Na verdade, o conjunto final de cimeiras de Biden representa a primeira grande reunião de líderes em que ele se recusou a responder a perguntas da imprensa num ambiente formal – um afastamento dos seus antecessores e da sua própria tradição enquanto estava no cargo.
Na floresta amazônica, Biden fez um breve discurso para um pequeno grupo de repórteres antes de sair silenciosamente do púlpito. Em Lima e no Rio de Janeiro, Biden não respondeu a perguntas da imprensa e seus assessores falaram apenas fora das câmeras.
É um afastamento da tradição do próprio Biden: nos últimos quatro anos, Biden e a sua equipa preferiram realizar conferências de imprensa em solo estrangeiro ou enquanto estavam flanqueados na Casa Branca por um líder aliado. Este último formato permite tradicionalmente pelo menos quatro perguntas da imprensa nacional e estrangeira.
Biden deu conferências de imprensa em todas as quatro reuniões do Grupo dos Sete principais países industrializados durante o seu mandato e em conjunto com todas as cimeiras anuais dos líderes da OTAN; em 2023, o evento foi realizado com o presidente da Finlândia, o mais novo membro da OTAN.
Os repórteres tiveram a oportunidade de fazer perguntas a Biden na cimeira do G20 em Roma em 2021, em Bali em 2022 e no Vietname em 2023, após a conclusão da cimeira na Índia no dia anterior. Na altura, Sullivan culpou Modi, da Índia, por negar o acesso à imprensa no próprio G20.

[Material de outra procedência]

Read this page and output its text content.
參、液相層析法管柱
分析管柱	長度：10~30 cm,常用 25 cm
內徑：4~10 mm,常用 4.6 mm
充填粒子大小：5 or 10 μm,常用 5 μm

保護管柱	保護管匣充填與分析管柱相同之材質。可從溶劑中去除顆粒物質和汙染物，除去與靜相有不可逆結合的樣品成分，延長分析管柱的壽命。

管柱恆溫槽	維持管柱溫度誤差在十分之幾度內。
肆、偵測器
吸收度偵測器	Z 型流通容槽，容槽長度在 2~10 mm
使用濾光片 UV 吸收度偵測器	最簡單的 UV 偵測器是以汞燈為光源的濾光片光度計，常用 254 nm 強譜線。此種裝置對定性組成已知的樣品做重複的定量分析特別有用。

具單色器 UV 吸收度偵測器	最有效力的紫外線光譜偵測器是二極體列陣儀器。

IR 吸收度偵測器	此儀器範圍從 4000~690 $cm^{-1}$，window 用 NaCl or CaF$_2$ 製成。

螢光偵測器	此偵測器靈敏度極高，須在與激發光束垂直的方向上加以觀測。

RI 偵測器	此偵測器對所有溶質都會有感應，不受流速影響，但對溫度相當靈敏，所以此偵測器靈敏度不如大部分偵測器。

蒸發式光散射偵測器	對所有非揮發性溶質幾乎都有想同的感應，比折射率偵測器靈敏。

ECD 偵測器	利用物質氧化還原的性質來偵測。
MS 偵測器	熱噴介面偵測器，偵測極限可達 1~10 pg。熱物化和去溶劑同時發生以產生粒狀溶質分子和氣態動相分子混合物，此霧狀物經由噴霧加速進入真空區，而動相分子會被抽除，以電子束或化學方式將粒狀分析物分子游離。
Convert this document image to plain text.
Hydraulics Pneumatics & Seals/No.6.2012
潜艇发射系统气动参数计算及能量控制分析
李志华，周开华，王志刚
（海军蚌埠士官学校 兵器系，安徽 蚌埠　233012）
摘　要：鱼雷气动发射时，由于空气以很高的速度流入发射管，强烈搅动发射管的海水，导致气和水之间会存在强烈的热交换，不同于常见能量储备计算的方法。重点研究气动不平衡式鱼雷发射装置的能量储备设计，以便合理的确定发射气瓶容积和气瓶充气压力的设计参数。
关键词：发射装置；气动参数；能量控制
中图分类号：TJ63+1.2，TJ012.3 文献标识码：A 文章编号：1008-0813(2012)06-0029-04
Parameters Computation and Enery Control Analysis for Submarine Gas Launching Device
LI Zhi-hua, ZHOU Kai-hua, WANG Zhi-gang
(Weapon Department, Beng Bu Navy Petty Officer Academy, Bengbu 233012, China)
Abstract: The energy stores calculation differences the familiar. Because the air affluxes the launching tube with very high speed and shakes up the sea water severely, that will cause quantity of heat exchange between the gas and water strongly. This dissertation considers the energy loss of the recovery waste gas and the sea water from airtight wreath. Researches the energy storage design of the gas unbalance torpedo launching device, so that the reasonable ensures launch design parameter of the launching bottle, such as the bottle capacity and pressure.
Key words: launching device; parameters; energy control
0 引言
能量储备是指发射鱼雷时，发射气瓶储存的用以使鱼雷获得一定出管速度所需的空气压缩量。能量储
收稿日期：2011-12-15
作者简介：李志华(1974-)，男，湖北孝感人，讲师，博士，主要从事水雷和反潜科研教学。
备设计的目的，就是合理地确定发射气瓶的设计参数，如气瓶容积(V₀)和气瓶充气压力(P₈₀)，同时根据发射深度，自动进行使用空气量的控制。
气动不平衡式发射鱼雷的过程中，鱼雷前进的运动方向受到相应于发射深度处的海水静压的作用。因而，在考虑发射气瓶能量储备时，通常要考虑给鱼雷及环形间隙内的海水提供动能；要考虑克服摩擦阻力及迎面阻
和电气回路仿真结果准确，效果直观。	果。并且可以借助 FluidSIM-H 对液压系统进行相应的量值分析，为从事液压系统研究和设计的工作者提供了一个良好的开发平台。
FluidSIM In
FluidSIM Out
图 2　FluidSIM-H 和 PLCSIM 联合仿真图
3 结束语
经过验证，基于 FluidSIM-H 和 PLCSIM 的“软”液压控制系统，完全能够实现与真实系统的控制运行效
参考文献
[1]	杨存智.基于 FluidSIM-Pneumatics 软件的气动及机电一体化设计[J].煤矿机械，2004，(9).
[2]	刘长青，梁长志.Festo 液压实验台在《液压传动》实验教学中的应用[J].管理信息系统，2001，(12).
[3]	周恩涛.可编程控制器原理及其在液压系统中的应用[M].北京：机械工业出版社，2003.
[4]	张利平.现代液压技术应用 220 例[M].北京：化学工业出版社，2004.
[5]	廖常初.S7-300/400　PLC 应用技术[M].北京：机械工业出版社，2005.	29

Durante uma visita de Estado à França em junho, Biden e o presidente francês, Emmanuel Macron, fizeram declarações conjuntas no Eliseu, em Paris. Na época, as autoridades sugeriram que responder às perguntas dos repórteres – uma semana antes da data marcada para Biden fazê-lo na cúpula do G7 – seria “duplicativo”, de acordo com uma pessoa informada sobre as discussões.
Quatro meses depois, Biden seguiu o mesmo formato com o chanceler alemão, Olaf Scholz, numa visita a Berlim.
Em contrapartida, o então Presidente Barack Obama, após a eleição de Trump em 2016, aproveitou duas oportunidades no estrangeiro para defender o seu historial, reconhecer a mudança procurada pelo eleitorado e definir o que considerava ser a posição dos EUA no mundo.
Falando no Centro de Convenções de Lima, o mesmo local onde Biden participou na cimeira da APEC na semana passada, Obama defendeu a liderança americana duradoura, mesmo na era de Trump.
“O presidente americano e os Estados Unidos da América — se não estivermos do lado do que é certo, se não defendermos os argumentos e lutarmos por isso, mesmo que por vezes não consigamos cumprir 100% em todos os lugares – então entra em colapso”, argumentou Obama. “E não há ninguém para preencher o vazio.”